In our environment, we host a small token renewal image on our Docker registry that has the simple task of reading the token JSON file and renewing it regularly. This permits us to re-use the image in Deployment definitions that require it, without needing to change the application container in any way.

As an example, the python daemon's renewal logic could include something as simple as this (using the hvac library):

while True:
    lookup = vault.lookup_token()['data']
    interval = lookup['creation_ttl'] / 2

    if lookup['ttl'] <= interval:
        print('renewing vault token')
        vault.renew_token()

    sleep(10)

This loop simply renews the Vault token if it has less than half its TTL left, checking every ten seconds (the actual logic we use is slightly different, but this is simpler to illustrate). Connection exceptions to Vault are also important to consider.

Adding this automatic renewal to an existing Deployment becomes as simple as defining an additional container to the Kubernetes yaml configuration:

- name: token-renewer
  image: private.registry.url/token-renewer
  volumeMounts:
    - name: vault-token
      mountPath: /var/run/secrets/boostport.com

If the main container is restarted for any reason, vaultenv will have a still-valid token to request secrets again to invoke the container command with newly requested secrets.

An Example Kubernetes Definition

Yaml configuration files for kubernetes-vault and related specifications are likely deployment-specific, but this example Deployment illustrates what an example application definition might look like. Some specific items of note in this configuration file:

• VAULT_ROLE_ID and VAULT_ADDR are environment-specific. Note that a Vault AppRole will need to be created for each AppRole that kubernetes-vault is expected to generate secret IDs and tokens for.
• Our infrastructure team manages an access-controlled Docker registry, which serves as a way to host private images for many of these utilities. We build these images after verifying the code in order to ensure each component is run on a Docker image with known code. In an environment where security is paramount, doing so is important to ensure containers are running trusted code.
• Though this example explicitly lists the vaultenv container command, additional Dockerfile directives can encapsulate this logic during the container building phase.

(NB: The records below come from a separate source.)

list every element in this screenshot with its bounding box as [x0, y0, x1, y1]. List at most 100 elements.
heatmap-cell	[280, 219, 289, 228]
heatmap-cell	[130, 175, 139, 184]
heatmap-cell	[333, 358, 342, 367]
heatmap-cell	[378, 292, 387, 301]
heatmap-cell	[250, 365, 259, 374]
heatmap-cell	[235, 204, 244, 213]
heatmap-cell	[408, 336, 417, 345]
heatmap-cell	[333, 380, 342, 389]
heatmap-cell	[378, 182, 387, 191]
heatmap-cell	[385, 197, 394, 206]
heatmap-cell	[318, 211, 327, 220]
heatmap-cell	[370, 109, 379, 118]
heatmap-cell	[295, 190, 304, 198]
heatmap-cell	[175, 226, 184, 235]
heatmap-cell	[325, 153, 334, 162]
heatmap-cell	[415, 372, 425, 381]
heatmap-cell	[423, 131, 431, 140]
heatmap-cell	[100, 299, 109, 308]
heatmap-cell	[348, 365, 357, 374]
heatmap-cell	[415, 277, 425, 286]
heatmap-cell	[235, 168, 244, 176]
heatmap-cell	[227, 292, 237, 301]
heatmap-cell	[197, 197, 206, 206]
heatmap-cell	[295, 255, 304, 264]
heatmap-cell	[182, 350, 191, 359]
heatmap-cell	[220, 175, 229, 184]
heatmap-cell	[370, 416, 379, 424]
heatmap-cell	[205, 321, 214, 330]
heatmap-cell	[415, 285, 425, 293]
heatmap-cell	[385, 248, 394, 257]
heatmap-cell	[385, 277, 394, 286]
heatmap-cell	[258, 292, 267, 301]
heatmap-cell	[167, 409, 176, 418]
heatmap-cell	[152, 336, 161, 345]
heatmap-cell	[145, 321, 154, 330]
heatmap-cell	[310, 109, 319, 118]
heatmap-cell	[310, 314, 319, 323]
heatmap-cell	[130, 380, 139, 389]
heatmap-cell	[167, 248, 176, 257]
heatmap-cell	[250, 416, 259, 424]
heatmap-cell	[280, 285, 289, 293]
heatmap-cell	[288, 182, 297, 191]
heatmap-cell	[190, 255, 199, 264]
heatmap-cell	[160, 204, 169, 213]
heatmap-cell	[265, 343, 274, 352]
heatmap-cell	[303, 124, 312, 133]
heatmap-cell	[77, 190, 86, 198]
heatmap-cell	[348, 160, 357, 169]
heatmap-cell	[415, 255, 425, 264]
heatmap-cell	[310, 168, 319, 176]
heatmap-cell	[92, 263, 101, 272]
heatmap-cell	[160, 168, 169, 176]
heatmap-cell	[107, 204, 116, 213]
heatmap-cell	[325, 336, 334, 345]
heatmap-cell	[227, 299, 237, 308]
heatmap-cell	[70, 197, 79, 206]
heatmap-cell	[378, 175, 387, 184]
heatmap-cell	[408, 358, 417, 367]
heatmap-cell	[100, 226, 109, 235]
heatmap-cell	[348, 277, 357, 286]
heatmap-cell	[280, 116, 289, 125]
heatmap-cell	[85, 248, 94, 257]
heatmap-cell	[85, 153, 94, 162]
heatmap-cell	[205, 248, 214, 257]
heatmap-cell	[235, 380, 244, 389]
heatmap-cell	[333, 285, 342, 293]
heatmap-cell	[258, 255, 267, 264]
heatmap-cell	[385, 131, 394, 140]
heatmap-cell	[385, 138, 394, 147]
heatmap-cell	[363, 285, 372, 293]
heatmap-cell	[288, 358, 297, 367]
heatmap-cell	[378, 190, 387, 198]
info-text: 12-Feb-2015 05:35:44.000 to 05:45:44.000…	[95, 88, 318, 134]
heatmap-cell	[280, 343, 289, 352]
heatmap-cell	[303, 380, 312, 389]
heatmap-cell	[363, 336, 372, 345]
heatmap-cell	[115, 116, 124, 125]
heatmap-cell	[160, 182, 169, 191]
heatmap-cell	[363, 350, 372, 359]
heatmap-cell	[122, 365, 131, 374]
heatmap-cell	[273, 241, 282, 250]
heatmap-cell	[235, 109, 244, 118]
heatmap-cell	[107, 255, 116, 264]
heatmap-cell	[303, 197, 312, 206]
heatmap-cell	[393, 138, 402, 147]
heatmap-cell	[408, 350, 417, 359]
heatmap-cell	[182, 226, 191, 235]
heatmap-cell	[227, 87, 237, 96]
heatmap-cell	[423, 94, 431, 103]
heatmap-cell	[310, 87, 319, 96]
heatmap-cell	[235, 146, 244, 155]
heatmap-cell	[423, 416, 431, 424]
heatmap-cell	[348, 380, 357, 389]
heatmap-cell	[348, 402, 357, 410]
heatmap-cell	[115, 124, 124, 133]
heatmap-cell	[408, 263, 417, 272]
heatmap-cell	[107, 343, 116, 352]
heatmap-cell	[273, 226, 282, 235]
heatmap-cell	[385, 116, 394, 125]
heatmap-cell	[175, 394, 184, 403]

With the necessary yaml additions, many Deployment specifications can re-use this pattern to securely reference Vault secrets with limited policies to ensure that the principle of least privilege is followed.

Final Thoughts

This example illustrates how to create applications that are easy to scale and manage thanks to Kubernetes, and can safely consume secrets from a highly secure store such as Vault.

In practice, this has proven to be a useful system design for our use case. In particular, using Vault as a cloud-agnostic secret store has permitted us to run Kubernetes in any arbitrary environment and consume Vault APIs regardless of where kubernetes-vault is running, whether in AWS, GCP, or otherwise. Relying on kubernetes-vault's response wrapping to securely deposit a token in a container alleviates some of the tension regarding how to distribute initial access credentials, and vaultenv has allowed us to provide an application-agnostic way of exposing those fetched secrets to applications that need them.

Note: As of today, Hashicorp has announced native integration with Kubernetes. While the approach laid out in this post obviously predates this technique, some concepts in this post (such as leveraging vaultenv for services that do not natively consume Vault tokens) are still useful to consider.